最初は前後ブレーキレバーとも、5分のバランスのブレーキングでいいと思います。ブレーキングを開始する前に腰をサドルの後ろへ移動することを意識して、走行中にブレーキングする時は、自然に腰の位置を移動できるようにしてください。高速域からのフルブレーキングは、もっとも制動距離が短くなるように、そして後輪タイヤをスリップさせてフラットスポットができないよう、腰を後ろへ引いて、前7分、後ろ3分のブレーキレバーの引きのバランスでブレーキングを開始します。

 

ブレーキパッドがリムに触れて利き始めると、バイクには慣性の力が働き、前輪荷重気味になって、前輪タイヤを路面へ押し付ける方向に力が働き、スリップしにくくなるので、前ブレーキをより強く利かせることができます。
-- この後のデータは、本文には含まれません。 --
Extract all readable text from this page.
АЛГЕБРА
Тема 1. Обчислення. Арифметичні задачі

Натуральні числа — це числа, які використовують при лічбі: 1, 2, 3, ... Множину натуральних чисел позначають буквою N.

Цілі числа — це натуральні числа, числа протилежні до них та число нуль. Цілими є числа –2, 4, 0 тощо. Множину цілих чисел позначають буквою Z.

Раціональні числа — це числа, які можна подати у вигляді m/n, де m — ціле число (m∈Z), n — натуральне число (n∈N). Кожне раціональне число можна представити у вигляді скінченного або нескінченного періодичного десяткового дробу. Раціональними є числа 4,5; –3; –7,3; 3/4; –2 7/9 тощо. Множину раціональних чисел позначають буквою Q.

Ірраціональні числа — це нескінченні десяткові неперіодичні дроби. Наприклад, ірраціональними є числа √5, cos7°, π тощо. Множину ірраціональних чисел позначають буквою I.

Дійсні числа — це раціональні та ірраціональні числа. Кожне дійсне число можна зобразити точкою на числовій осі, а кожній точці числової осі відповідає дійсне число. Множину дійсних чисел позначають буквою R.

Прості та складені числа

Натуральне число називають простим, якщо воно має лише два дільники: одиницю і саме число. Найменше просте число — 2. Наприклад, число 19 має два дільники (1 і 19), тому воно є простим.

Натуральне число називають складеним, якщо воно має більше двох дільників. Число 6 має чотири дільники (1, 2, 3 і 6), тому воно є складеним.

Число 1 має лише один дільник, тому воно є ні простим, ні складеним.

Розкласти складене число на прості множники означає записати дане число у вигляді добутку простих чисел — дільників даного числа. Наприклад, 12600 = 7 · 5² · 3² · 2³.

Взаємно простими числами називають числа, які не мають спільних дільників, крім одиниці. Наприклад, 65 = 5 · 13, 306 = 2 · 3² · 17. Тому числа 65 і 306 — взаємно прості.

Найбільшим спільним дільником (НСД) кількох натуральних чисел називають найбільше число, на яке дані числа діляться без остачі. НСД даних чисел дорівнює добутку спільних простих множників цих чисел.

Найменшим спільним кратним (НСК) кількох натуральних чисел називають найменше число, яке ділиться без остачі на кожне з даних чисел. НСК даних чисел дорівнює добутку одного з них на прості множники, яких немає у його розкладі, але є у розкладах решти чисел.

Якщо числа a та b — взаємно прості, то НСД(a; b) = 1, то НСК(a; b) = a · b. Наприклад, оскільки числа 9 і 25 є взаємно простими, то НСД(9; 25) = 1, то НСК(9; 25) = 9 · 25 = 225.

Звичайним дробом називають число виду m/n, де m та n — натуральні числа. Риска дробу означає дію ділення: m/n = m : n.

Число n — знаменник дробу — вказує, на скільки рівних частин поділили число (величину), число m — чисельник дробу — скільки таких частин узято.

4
ブレーキングを開始すると、後輪タイヤは浮き上がる方向に力が働きます。後輪タイヤの路面とのグリップ力を感じながら、スリップさせないように、クルマのABS システムのように、微妙に右ブレーキレバーの引きの力をコントロールして、最短距離で止まるようにブレーキングします。スピードコントロールはダウンヒルやコーナリングで、曲がったり安全なスピードに調整するために行います。ブレーキパッドをリムに押し付けてブレーキレバーの引きを調整します。どのスピード域でも一定な間隔で聞くブレーキが扱いやすいですね。

 

シマノのブレーキの方が、ぎりぎりまでスピードを落とさずにコーナーの手前まで進入して、前後のブレーキレバーの引きの強さを変えて、タイヤをスリップさせないぎりぎりまで前後のブレーキを利かせて、急激にバイクのスピードを落として、コーナーを素早くクリアできます。この登坂コースでフルブレーキングするようになって、右前、左後ろから変更しました。時速60kmからフルブレーキングすると、前後のブレーキが利き始めると後輪の荷重が減ってスリップさせやすいので、右利きですから、後ろブレーキを細かく操作できるように変更しました。

 

時速60kmからのフルブレーキングやスピード今とロールを体験すると、快適に安心して使えるブレーキが見えてきます。シマノの105グレード以上のブレーキキャリパーに純正のパッドの組み合わせがいいですね。デュラエースとアルテグラはエクセレントン利きです。105と同じぐらいのストッピングパワーを発揮するのが、カンパニョーロのコーラスクラス以上のスケルトンブレーキに純正ブレーキパッドの組み合わせです。体重があるライダーはスイスストップのストッピングパワーが大きいイエローのモデルがマッチしますね。スラムレッドのキャリパーは105クラスのストッピングパワーを発揮します。ではでは。